HYCS #49 – There is always another layer, and it’s easier

HYCS #49 – There is always another layer, and it’s easier

After 11 years of pilates classes, I’m still uncovering new ways to unlock the genius of my body. Each new layer makes everything easier.

+     +     +     +     +

Reading Time: 2.6 minutes

Assignment Time:  Oh, Grasshopper, it’s a lifetime.

+     +     +     +     +

The other day in Pilates class, someone was bemoaning how her scoliosis got in the way of executing a perfect swan. Our instructor, Jessica, said, “You’re making such good progress, you’ll soon have it all worked out.” To which the student said “Then there will be the next issue, to pay attention to, right, and another after that?” Jessica brightened and said, “Yes, you’ll be able to move on to the next layer!” In the stunned silence that followed, I said, “You sound excited about that.” Jessica said, “I am.”

I had to know more.

The body learns in layers. The larger, outer muscles can be bullies, taking over every movement, even when the inner, smaller muscles can accomplish that movement with more ease and beauty. Accessing the smaller, inner layers of muscle takes time, patience and attention, but it’s so worth it. That’s where all the ease in the movement is. That’s where the joy is.”

This is exactly how to become a better consultant. At first you are learning how to work the big muscles: who are my clients, what do they want to accomplish, what can I say, how can I say it, how can I get them to do what I think they should do, where are we in the consulting cycle now?

Eventually, this becomes rote. And many consultants stop here, happy to be getting clients to do what they think is best which is so often what works best for the consultant. These consultants get very good at selling pre-packaged solutions. You can spend an entire career here and be considered a great success.

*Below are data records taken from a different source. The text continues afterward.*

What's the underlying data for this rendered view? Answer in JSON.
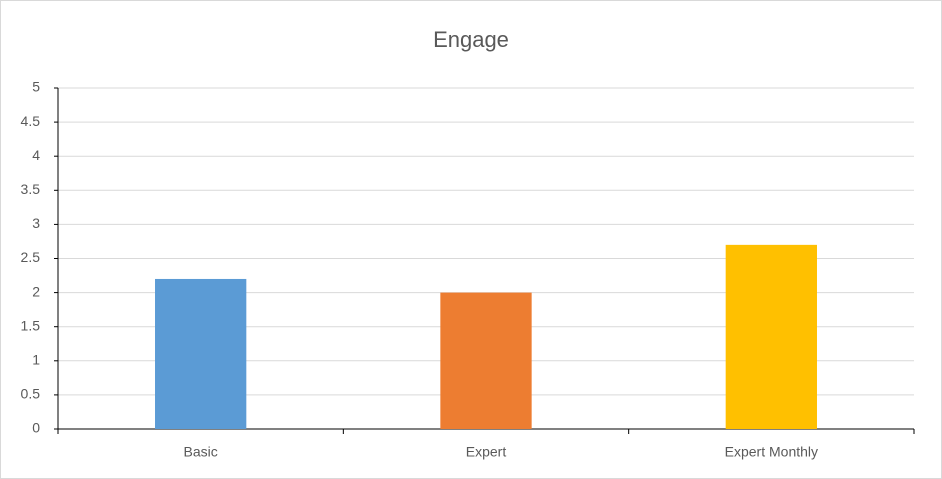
{
  "chart_data": {
    "type": "bar",
    "title": "Engage",
    "categories": [
      "Basic",
      "Expert",
      "Expert Monthly"
    ],
    "values": [
      2.2,
      2.0,
      2.7
    ],
    "colors": [
      "#5b9bd5",
      "#ed7d31",
      "#ffc000"
    ],
    "ylim": [
      0,
      5
    ],
    "yticks": [
      0,
      0.5,
      1,
      1.5,
      2,
      2.5,
      3,
      3.5,
      4,
      4.5,
      5
    ],
    "grid": true
  }
}
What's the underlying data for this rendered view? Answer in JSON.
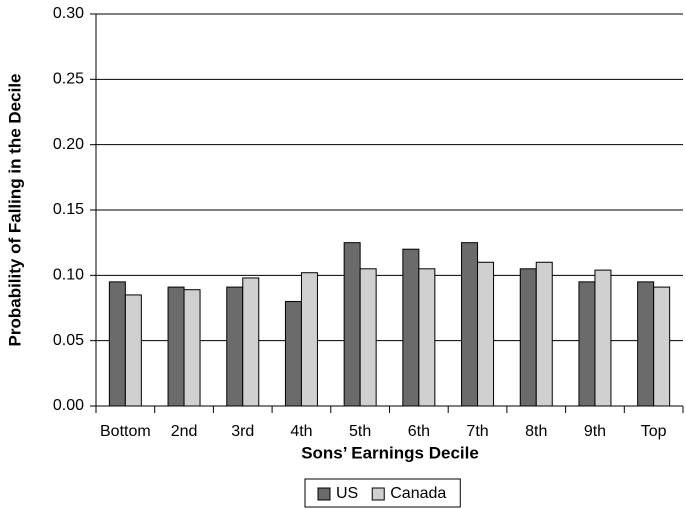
{
  "chart_data": {
    "type": "bar",
    "ylabel": "Probability of Falling in the Decile",
    "xlabel": "Sons’ Earnings Decile",
    "categories": [
      "Bottom",
      "2nd",
      "3rd",
      "4th",
      "5th",
      "6th",
      "7th",
      "8th",
      "9th",
      "Top"
    ],
    "series": [
      {
        "name": "US",
        "color": "#6b6b6b",
        "values": [
          0.095,
          0.091,
          0.091,
          0.08,
          0.125,
          0.12,
          0.125,
          0.105,
          0.095,
          0.095
        ]
      },
      {
        "name": "Canada",
        "color": "#d0d0d0",
        "values": [
          0.085,
          0.089,
          0.098,
          0.102,
          0.105,
          0.105,
          0.11,
          0.11,
          0.104,
          0.091
        ]
      }
    ],
    "ylim": [
      0,
      0.3
    ],
    "yticks": [
      {
        "value": 0,
        "label": "0.00"
      },
      {
        "value": 0.05,
        "label": "0.05"
      },
      {
        "value": 0.1,
        "label": "0.10"
      },
      {
        "value": 0.15,
        "label": "0.15"
      },
      {
        "value": 0.2,
        "label": "0.20"
      },
      {
        "value": 0.25,
        "label": "0.25"
      },
      {
        "value": 0.3,
        "label": "0.30"
      }
    ],
    "grid": true,
    "legend": "bottom"
  }
}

 Our estate lawyer just demonstrated this level of consulting on the phone yesterday. Our trusts need revising and she was attempting to persuade us to opt for the more expensive trust that would “protect our assets from creditors, and lawsuits against our heirs and their heirs.”   My partner who has two daughters wavered, so she turned to me for the close. When I refused outright, she said, “This option is most attractive to people with children.” This made me laugh out loud, which left her even more flustered and a tiny bit insulted. She’d given it her best shot – fear, plus guilt – and it hadn’t worked.

She wasn’t using her inner consulting muscles. If she had been, she’d have known enough about what I valued to laugh too or to not offer me that option in the first place. Instead, she’d lost my trust and become someone I’ll have to guard against in future encounters.

My next call was to my financial planner, who seems to have been born using her innermost consulting muscles.

“I just got off the phone with Carolyn (my partner). You two are really taking care of business – congratulations. How did it get so complicated to get all this stuff done?”

“Too many pigs at the trough, Terry.”

“And all of them wanting more.”

We both crack up. It’s not lost on either of us that we are two of those pigs.

When you are using the inner layer of consulting muscles, it’s easier and more fun for you and your client. Terry and I took care of our business in 7 minutes and left the encounter with a stronger relationship. The estate lawyer and I took care of business in 45 minutes and left with a weakened relationship. Jessica has my business for life because she has something I didn’t even know I needed.

Using your inner consulting muscles is where the joy and ease is, even in the midst of its most gnarly challenges.

Assignment: Find Your Inner Consulting Muscles

You already have all the tools you need to do this. Now look for the ease and the joy in them. Make them smaller, easier, more subtle. Look for the inner layers. They are always there waiting for someone to notice.

To listening skills, add ignorance. What don’t you know? Why are they acting that way? Everything happens for a reason. What is theirs?

To wanting to help, add compassion. And not just for your client, but for yourself. The compassionate consultant mistrusts the big muscles that interfere with the smaller, more subtle ones. If your client was a baby bird pecking its way out of a shell, would it be kinder to let them work their way out or to rush in to help? Look for the minimum viable intervention – the least you can do to help. Sometimes this is saying no.

To authenticity, add your humanity. Authenticity is not a technique. It’s taught that way to overcome the years of conditioning to be our role at work instead of ourselves. There is a need for socially appropriate behavior, but not at the expense of being fully awake and present. It’s you we need. I like to push the boundaries just a little to make sure I haven’t fallen into the corporate trance that’s all around me.  Find what works for you – maybe it’s a smile and some real eye contact, maybe it’s letting your innate kindness show.  Maybe it’s admitting your frustration or confusion.